Surely the professor realizes that if the Electoral College were
scrapped, candidates would only need to campaign in areas of
concentrated population; namely, New York, Los Angeles, Chicago and
other liberal strongholds. But, isn’t that the point?
And if supporters of the popular election of the executive have
their way, the next thing to go would logically be the present form
of the U.S. Senate. After all, the principal that gives the less
populous states a say in the election of the president, is the same
which sustains their equality in the upper house.
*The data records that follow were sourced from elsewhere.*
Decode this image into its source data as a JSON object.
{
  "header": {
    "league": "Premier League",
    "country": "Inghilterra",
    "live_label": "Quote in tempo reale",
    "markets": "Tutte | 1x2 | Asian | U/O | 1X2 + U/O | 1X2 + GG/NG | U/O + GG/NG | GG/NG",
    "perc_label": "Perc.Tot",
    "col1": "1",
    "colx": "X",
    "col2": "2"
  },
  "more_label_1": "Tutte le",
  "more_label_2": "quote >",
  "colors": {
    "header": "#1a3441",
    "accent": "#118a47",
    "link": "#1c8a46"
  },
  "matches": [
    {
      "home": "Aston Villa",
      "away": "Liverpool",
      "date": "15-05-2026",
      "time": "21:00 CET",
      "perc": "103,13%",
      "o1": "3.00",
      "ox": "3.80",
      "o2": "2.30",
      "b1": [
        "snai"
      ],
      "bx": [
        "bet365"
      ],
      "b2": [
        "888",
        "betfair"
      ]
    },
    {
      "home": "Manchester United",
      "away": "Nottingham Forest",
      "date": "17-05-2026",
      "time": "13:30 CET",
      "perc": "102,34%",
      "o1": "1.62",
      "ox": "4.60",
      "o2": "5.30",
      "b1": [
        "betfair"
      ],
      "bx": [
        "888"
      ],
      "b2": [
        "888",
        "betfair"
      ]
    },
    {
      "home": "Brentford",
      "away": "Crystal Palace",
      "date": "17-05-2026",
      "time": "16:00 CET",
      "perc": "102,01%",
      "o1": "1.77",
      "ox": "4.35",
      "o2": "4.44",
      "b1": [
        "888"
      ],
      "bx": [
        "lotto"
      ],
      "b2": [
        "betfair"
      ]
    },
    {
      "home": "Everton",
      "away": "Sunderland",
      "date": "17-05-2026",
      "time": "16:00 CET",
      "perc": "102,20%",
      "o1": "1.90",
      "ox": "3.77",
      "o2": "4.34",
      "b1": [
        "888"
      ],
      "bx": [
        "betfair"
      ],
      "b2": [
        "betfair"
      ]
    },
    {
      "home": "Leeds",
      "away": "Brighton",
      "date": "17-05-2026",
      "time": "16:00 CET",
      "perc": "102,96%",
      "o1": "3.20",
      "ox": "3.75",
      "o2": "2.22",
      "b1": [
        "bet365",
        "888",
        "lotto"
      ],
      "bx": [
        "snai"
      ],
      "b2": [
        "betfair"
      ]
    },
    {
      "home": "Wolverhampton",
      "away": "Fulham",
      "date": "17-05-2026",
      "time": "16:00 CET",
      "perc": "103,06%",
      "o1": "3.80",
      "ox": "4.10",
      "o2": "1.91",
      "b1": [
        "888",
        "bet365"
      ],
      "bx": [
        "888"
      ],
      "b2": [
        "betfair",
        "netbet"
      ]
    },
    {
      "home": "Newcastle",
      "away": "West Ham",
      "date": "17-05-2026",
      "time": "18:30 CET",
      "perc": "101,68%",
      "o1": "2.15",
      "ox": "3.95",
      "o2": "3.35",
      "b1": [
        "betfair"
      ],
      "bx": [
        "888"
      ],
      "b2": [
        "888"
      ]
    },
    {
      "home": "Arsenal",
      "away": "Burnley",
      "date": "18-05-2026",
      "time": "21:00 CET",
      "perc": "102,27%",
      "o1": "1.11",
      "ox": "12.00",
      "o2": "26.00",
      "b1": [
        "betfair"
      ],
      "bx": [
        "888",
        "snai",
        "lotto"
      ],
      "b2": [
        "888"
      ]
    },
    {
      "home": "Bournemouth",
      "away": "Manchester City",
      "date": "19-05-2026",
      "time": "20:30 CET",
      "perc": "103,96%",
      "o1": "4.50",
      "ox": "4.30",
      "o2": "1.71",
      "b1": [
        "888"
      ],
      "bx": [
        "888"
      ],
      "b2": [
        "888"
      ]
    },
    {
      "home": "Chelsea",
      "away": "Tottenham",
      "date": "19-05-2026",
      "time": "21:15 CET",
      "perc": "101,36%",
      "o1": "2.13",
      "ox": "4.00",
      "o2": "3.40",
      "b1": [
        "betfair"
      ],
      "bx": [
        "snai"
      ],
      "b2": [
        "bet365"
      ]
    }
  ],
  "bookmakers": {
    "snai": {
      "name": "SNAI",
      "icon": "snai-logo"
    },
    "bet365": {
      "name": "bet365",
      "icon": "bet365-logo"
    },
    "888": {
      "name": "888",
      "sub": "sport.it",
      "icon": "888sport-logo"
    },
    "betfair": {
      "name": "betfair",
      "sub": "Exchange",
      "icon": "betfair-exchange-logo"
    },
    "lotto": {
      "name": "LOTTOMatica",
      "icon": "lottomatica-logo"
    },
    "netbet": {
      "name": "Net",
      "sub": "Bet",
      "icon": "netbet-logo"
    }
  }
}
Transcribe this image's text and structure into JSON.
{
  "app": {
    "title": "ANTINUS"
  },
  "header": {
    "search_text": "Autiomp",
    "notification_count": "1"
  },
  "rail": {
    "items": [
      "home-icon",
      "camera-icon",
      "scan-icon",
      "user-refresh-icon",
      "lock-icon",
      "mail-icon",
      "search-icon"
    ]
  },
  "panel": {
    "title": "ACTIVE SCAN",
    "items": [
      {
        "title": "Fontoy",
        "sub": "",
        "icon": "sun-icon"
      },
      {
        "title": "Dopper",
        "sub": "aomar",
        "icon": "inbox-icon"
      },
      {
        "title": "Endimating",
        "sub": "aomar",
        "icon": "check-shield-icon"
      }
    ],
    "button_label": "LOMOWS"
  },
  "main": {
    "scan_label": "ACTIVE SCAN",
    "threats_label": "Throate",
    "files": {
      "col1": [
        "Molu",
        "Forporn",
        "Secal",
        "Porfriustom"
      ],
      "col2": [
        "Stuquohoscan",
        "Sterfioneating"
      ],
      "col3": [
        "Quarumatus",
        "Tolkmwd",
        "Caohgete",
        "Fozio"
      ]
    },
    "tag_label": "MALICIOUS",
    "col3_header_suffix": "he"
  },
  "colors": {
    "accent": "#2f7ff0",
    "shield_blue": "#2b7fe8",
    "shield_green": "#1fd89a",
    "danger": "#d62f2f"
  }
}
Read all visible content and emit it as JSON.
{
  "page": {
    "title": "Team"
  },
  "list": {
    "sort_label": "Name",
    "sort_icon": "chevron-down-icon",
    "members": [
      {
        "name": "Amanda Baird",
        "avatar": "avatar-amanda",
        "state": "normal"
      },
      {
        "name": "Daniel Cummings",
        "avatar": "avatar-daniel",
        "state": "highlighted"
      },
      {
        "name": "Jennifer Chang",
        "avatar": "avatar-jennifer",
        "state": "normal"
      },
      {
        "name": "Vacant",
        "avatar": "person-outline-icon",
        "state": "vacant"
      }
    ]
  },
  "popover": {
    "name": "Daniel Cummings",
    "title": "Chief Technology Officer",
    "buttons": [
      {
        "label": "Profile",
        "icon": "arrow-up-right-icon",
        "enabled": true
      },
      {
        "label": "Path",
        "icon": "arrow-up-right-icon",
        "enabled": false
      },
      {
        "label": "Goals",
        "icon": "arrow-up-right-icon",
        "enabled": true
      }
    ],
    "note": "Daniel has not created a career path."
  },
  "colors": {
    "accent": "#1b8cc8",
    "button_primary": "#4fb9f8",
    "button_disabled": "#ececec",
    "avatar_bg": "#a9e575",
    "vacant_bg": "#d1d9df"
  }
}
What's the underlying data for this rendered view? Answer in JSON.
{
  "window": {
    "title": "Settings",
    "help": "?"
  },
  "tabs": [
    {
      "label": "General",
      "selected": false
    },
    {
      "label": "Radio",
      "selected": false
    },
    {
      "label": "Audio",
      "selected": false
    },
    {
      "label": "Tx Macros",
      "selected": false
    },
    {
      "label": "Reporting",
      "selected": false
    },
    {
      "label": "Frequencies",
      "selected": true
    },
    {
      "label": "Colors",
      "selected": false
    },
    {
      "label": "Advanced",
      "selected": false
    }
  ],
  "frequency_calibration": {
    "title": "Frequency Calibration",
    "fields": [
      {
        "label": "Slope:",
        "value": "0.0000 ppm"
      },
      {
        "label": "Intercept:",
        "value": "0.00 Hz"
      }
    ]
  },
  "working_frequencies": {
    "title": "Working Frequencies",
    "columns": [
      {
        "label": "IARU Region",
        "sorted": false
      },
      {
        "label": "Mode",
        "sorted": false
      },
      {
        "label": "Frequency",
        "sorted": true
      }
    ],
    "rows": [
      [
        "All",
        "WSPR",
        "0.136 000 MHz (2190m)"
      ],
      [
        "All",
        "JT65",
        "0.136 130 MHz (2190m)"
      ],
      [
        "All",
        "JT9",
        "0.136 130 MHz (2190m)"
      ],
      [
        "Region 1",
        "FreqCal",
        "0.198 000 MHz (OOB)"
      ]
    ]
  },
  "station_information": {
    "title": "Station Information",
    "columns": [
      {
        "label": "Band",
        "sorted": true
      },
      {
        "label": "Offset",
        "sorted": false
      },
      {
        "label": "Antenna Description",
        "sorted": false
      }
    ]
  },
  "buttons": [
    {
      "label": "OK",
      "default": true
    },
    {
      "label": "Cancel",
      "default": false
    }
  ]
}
WHAT MR. LEVINSON and others like him fail to acknowledge can be
summed up in the very title of our nation; the United States of
America. In other words, the Constitution was set up to loosely
govern a federation of smaller governments; those of the individual
states. The president was meant to be elected by the states and not
by purely democratic means. The Founders were well acquainted with
the dangers of direct democracy.
That is why the noxious 17th Amendment, which called for the
popular election of senators, so upset the delicate balance between
the states and the federal government. Senators, as opposed to
representatives in “The People’s House,” were intended to be chosen
by state legislatures to protect the interests of those states
against federal power, not to add to it.
Just as the cure for our wounded public morality is more
religion, not less; so too, the only cure for our governmental woes
is greater adherence to the Constitution as written, and not its
constant dilution. Because, just as religion reins in sinful human
behavior, the restrictions placed on Washington by the Constitution
should similarly curb governmental abuse
It’s not the U.S. Constitution that has been found wanting; it
is those who have sworn to uphold it.